Le fonctionnement du captage et du stockage du CO₂ (CCS)
Le processus de captage du CO₂ consiste à aspirer le dioxyde de carbone à la source (par exemple, les usines ou directement dans l’air) à l’aide de technologies avancées. Une fois capté et liquéfié, le CO₂ est transporté et stocké dans des réservoirs souterrains, tels que des anciens gisements pétroliers ou des aquifères salins. Cette approche fait partie des stratégies recommandées par le GIEC pour réduire les émissions de CO₂ et atteindre la neutralité carbone, en complément d’efforts de réduction des émissions à la source.
Le projet de stockage de CO₂ à Grandpuits
En août 2024, l’entreprise RepAir Carbon Capture (USA) et la société néerlandaise Cquestra ont annoncé leur collaboration pour le premier projet de captage et de stockage de CO₂ en France, sur le site de Grandpuits-Bailly-Carrois.
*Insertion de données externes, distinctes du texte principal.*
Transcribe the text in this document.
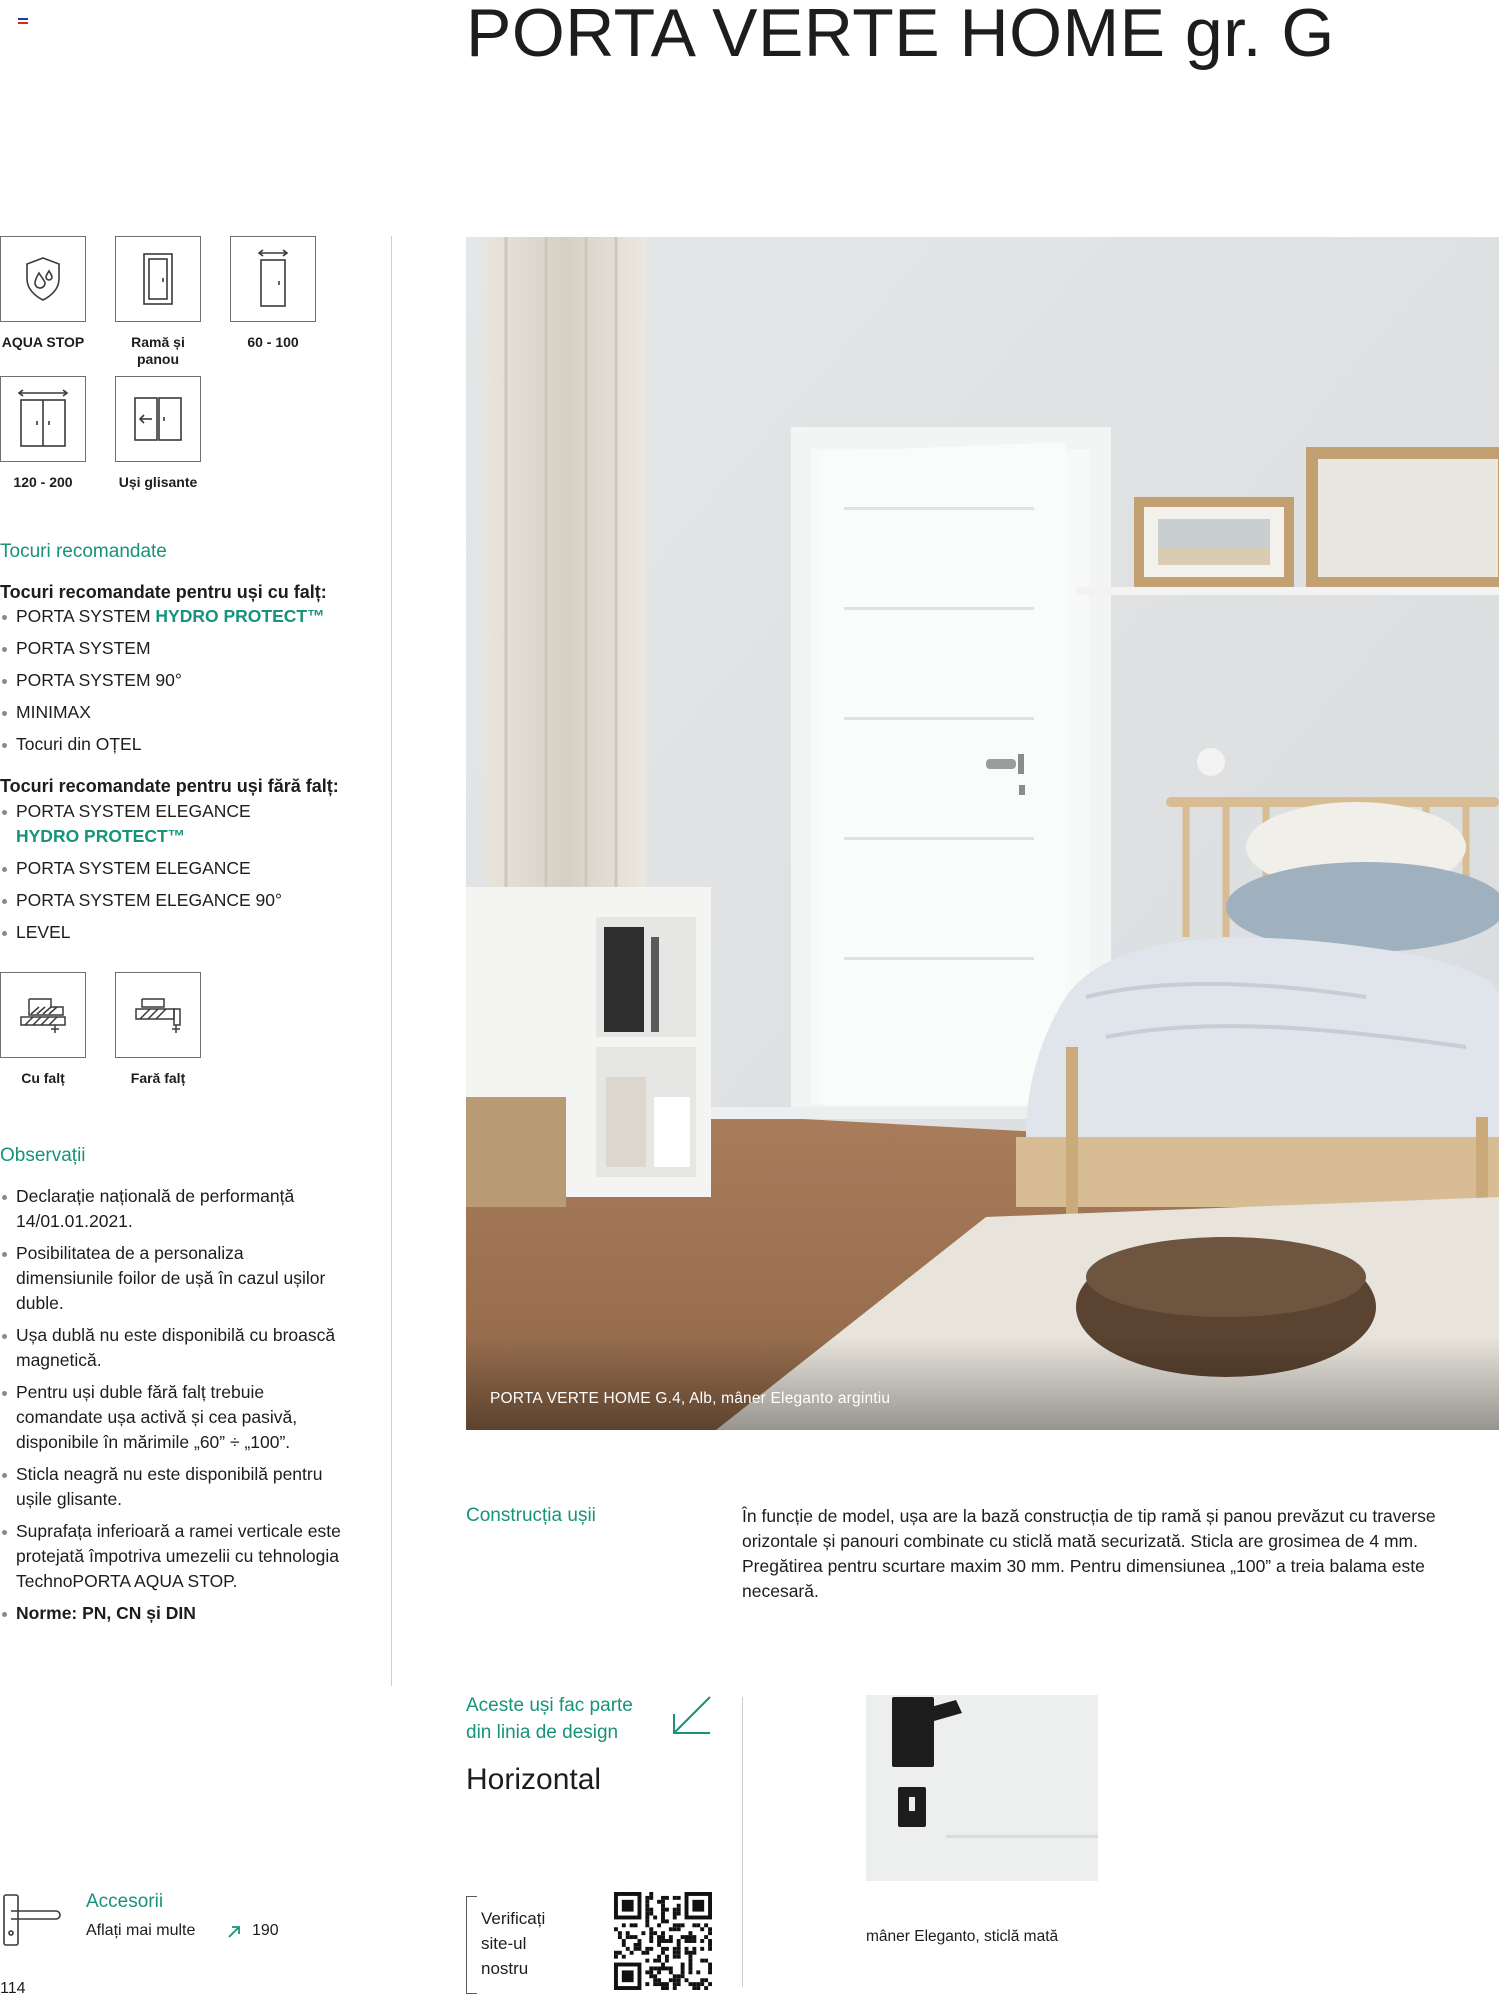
PORTA VERTE HOME gr. G
AQUA STOP	Ramă și panou
60 - 100
120 - 200	Uși glisante
Tocuri recomandate
Tocuri recomandate pentru uși cu falț:
PORTA SYSTEM HYDRO PROTECT™
PORTA SYSTEM
PORTA SYSTEM 90°
MINIMAX
Tocuri din OȚEL
Tocuri recomandate pentru uși fără falț:
PORTA SYSTEM ELEGANCE
HYDRO PROTECT™
PORTA SYSTEM ELEGANCE
PORTA SYSTEM ELEGANCE 90°
LEVEL
Cu falț	Fară falț
Observații
Declarație națională de performanță 14/01.01.2021.
Posibilitatea de a personaliza dimensiunile foilor de ușă în cazul ușilor duble.
Ușa dublă nu este disponibilă cu broască magnetică.
Pentru uși duble fără falț trebuie comandate ușa activă și cea pasivă, disponibile în mărimile „60” ÷ „100”.
Sticla neagră nu este disponibilă pentru ușile glisante.
Suprafața inferioară a ramei verticale este protejată împotriva umezelii cu tehnologia TechnoPORTA AQUA STOP.
Norme: PN, CN și DIN
PORTA VERTE HOME G.4, Alb, mâner Eleganto argintiu
Construcția ușii	În funcție de model, ușa are la bază construcția de tip ramă și panou prevăzut cu traverse orizontale și panouri combinate cu sticlă mată securizată. Sticla are grosimea de 4 mm. Pregătirea pentru scurtare maxim 30 mm. Pentru dimensiunea „100” a treia balama este necesară.
Aceste uși fac parte
din linia de design
Horizontal
mâner Eleganto, sticlă mată
Verificați
site-ul
nostru
Accesorii
Aflați mai multe	190
114
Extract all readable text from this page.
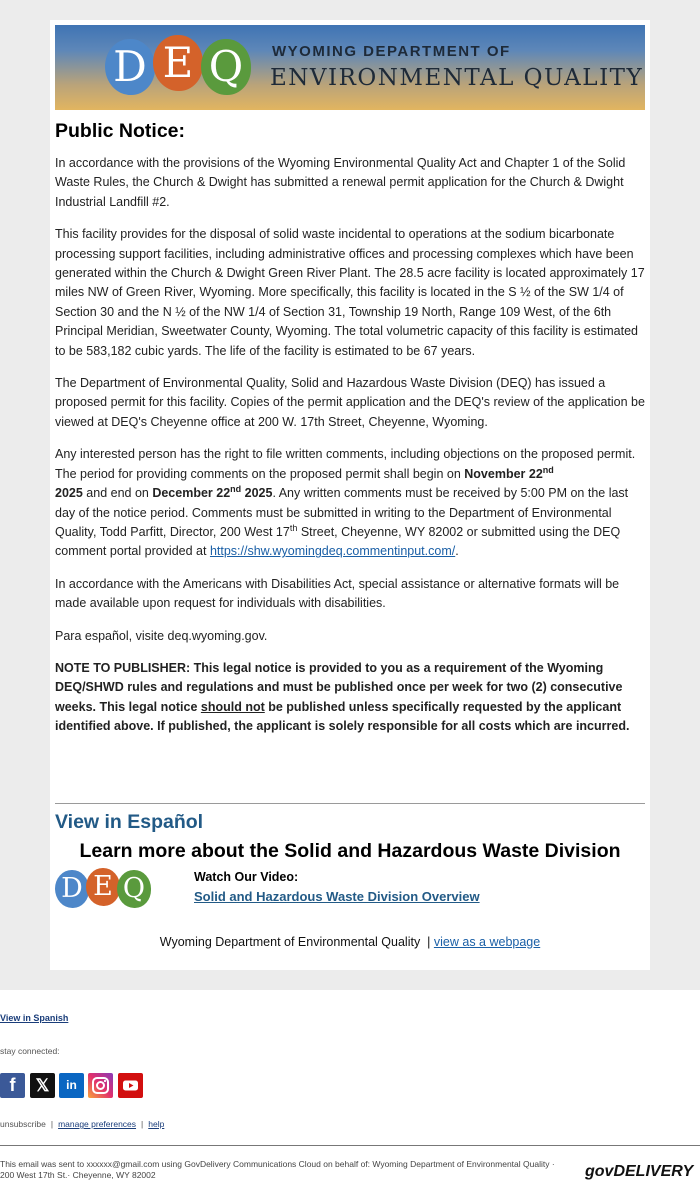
D E Q	WYOMING DEPARTMENT OF
ENVIRONMENTAL QUALITY
Public Notice:

In accordance with the provisions of the Wyoming Environmental Quality Act and Chapter 1 of the Solid Waste Rules, the Church & Dwight has submitted a renewal permit application for the Church & Dwight Industrial Landfill #2.

This facility provides for the disposal of solid waste incidental to operations at the sodium bicarbonate processing support facilities, including administrative offices and processing complexes which have been generated within the Church & Dwight Green River Plant. The 28.5 acre facility is located approximately 17 miles NW of Green River, Wyoming. More specifically, this facility is located in the S ½ of the SW 1/4 of Section 30 and the N ½ of the NW 1/4 of Section 31, Township 19 North, Range 109 West, of the 6th Principal Meridian, Sweetwater County, Wyoming. The total volumetric capacity of this facility is estimated to be 583,182 cubic yards. The life of the facility is estimated to be 67 years.

The Department of Environmental Quality, Solid and Hazardous Waste Division (DEQ) has issued a proposed permit for this facility. Copies of the permit application and the DEQ's review of the application be viewed at DEQ's Cheyenne office at 200 W. 17th Street, Cheyenne, Wyoming.

Any interested person has the right to file written comments, including objections on the proposed permit. The period for providing comments on the proposed permit shall begin on November 22nd
2025 and end on December 22nd 2025. Any written comments must be received by 5:00 PM on the last day of the notice period. Comments must be submitted in writing to the Department of Environmental Quality, Todd Parfitt, Director, 200 West 17th Street, Cheyenne, WY 82002 or submitted using the DEQ comment portal provided at https://shw.wyomingdeq.commentinput.com/.

In accordance with the Americans with Disabilities Act, special assistance or alternative formats will be made available upon request for individuals with disabilities.

Para español, visite deq.wyoming.gov.

NOTE TO PUBLISHER: This legal notice is provided to you as a requirement of the Wyoming DEQ/SHWD rules and regulations and must be published once per week for two (2) consecutive weeks. This legal notice should not be published unless specifically requested by the applicant identified above. If published, the applicant is solely responsible for all costs which are incurred.

View in Español
Learn more about the Solid and Hazardous Waste Division
D E Q	Watch Our Video:
Solid and Hazardous Waste Division Overview
Wyoming Department of Environmental Quality | view as a webpage
View in Spanish
stay connected:
f	𝕏	in
unsubscribe | manage preferences | help
This email was sent to xxxxxx@gmail.com using GovDelivery Communications Cloud on behalf of: Wyoming Department of Environmental Quality · 200 West 17th St.· Cheyenne, WY 82002	govDELIVERY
À l’origine, le projet visait à capter les émissions de CO₂ provenant de l’usine d’ammoniac de Grandpuits. Cependant, en raison du ralentissement de la production, le projet a évolué vers un captage du CO₂ atmosphérique. Les deux entreprises ont déposé une demande de permis d’exploration dans le cadre de l’appel à manifestation, espérant obtenir l’approbation en fin 2025 pour commencer l’injection de CO₂ dans les réservoirs souterrains dès 2026.
Une ancienne raffinerie au service de la décarbonation
Le site de Grandpuits dispose de cavités aquifères salines profondes, anciennement exploitées par une raffinerie de TotalEnergies, fermée en 2023. Cette infrastructure souterraine, déjà connectée à un oléoduc, pourrait être reconvertie en carboduc pour le transport du CO₂ à l’échelle nationale, facilitant l’extension de ce type de projets à travers le pays.
Objectifs de stockage ambitieux
Le projet vise à injecter 100 000 tonnes de CO₂ captées par an d’ici 2030, avec la possibilité de stocker jusqu’à 10 fois plus (1 million de tonnes) d’ici 2035 grâce à une technologie plus performante, consommant quatre fois moins d’énergie que les méthodes classiques. En tout, les réservoirs de Grandpuits peuvent stocker jusqu’à 65 millions de tonnes de CO₂, un impact significatif sur la réduction des émissions dans la région.
Un modèle pour la décarbonation industrielle
Ce projet témoigne de l’accélération des initiatives de décarbonation, avec des technologies de plus en plus sophistiquées, en réponse aux défis du changement climatique. Il représente un pas important vers la neutralité carbone, en complément d’autres solutions de réduction des émissions de gaz à effet de serre.
Le projet de stockage de CO₂ à Grandpuits illustre bien la convergence entre innovation technologique et transition énergétique. Si cette technologie s’avère efficace, elle pourrait jouer un rôle clé dans la décarbonation des secteurs industriels à forte intensité de carbone, tout en contribuant à la lutte contre le changement climatique.